Many Liberians who had been ardent supporters of President Sirleaf, including Dillon, are now becoming quite disappointed midway way into her second terms in the absence of strong actions to battle corruption.
As reported by the In Profile Wednesday, Dillon, one of the strong supporters of President Sirleaf’s 2011 reelection bid, has expressed serious frustration and disappointment over the failure of the Sirleaf- led government to deal with the issue of corruption in the country, noting: “Corruption has won the war in Liberia.”
Dillon who, during the first term of the Liberian leader, described corruption as being something dressed in a three- piece suit, walking on Broad Street without anyone to arrest it, said he is disappointed that up to present, no effort has been made by government to achieve the fight against the “disease” that continues to eat the fabrics of the Liberian society.
“The most I can say is that corruption has won the war in Liberia against government,” the former Liberty Party Stalwart continued. “The government has reasons to prove that it cannot fight corruption.
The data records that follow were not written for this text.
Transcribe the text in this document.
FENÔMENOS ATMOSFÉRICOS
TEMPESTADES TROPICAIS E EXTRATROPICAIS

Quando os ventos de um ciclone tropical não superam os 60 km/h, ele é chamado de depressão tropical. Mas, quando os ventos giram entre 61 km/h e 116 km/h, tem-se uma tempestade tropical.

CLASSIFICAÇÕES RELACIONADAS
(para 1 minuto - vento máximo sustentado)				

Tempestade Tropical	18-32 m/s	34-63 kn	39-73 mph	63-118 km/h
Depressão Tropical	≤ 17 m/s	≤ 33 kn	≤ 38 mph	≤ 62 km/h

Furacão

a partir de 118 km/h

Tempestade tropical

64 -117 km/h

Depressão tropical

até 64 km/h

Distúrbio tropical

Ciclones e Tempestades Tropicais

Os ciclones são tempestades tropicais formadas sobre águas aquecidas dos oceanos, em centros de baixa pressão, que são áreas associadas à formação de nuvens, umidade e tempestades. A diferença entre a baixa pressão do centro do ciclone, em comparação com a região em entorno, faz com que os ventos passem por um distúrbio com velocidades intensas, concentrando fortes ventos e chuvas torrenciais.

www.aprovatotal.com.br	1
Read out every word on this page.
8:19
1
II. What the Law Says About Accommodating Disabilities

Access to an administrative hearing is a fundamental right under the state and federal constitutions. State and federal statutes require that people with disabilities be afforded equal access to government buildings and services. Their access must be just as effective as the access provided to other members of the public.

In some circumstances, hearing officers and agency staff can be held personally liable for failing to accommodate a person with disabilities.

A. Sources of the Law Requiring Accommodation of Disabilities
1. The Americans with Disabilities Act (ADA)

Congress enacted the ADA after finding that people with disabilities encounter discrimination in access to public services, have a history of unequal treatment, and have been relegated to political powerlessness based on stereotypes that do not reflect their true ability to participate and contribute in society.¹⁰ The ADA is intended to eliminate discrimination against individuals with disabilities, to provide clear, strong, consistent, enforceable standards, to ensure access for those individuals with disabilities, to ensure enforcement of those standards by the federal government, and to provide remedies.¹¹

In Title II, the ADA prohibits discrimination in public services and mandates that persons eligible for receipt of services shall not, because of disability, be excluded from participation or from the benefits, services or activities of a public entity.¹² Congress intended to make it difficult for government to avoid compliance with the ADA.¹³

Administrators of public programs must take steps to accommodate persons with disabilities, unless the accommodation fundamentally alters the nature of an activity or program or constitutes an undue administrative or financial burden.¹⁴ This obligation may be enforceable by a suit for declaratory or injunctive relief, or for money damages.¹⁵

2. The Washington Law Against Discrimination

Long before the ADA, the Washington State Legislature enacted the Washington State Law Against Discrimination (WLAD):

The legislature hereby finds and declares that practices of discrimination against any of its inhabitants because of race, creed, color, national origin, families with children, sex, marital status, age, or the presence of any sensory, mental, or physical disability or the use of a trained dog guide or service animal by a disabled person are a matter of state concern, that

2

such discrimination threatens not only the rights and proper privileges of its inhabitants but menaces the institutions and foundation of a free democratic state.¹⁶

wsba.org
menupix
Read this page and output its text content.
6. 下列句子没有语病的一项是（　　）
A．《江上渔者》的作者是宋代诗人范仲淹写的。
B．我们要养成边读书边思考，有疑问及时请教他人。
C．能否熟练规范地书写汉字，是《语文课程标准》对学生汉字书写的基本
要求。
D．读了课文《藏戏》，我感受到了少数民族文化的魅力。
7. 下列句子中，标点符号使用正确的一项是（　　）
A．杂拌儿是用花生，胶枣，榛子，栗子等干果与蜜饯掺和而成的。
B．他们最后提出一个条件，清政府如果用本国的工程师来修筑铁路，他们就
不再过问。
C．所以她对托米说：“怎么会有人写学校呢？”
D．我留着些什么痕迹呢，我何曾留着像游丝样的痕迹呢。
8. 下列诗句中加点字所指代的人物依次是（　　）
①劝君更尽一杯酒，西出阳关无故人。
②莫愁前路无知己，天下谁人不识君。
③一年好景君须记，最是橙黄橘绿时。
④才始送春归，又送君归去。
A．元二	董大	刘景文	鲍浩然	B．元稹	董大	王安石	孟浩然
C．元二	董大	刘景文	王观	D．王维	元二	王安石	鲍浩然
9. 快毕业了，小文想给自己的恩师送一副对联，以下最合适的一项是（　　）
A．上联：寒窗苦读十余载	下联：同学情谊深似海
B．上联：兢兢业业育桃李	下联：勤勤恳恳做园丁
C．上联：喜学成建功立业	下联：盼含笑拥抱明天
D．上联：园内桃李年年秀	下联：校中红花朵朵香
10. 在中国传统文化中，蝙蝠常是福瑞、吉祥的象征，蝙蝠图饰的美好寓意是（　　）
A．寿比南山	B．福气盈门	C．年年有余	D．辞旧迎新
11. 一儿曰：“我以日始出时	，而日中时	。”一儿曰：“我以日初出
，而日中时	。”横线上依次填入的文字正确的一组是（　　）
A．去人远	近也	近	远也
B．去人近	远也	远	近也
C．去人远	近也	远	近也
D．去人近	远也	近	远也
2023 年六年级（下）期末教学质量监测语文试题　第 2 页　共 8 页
The government lacks the will to fight corruption robustly because if you put an institution into place to fight corruption and the institution makes recommendations to government and it cannot implement the recommendations, then we render the institution useless.”
Speaking via telephone from the United States of America where he is currently perusing a Master’s Degree, Mr. Dillon said it is good that Liberians can continue to talk about it and that it is time for the country to take robust and practical actions to curtail the corrupt practices on the part of government officials.
Dillon asserted that the country cannot afford to have people clearly in corrupt acts as the institutions setup to carry out the fight against corruption including the Liberia Anti Corruption Commission (LACC) and the General Auditing Commission (GAC) remain dormant.
“When last have we heard one GAC audit report transmitted to the court for prosecution? Why are we doing this to the people? This is not what we campaigned for; this is not what we told the people that we wanted. We said that we wanted a good government that will be in the interest of the people and do those things for national good. I am getting disappointed and I must say it,” he wondered and noted.
He called on the Sirleaf government to take more appropriate actions including the prosecution of corrupt officials, stressing the need for government to take other actions including dismissal of those who could not be convicted by the courts.
Mr. Dillon said it is not time for the Government of Liberia to be pushing for the prosecution of some individuals, while others who have equally been accused of corruption are left out, something he described as favoritism.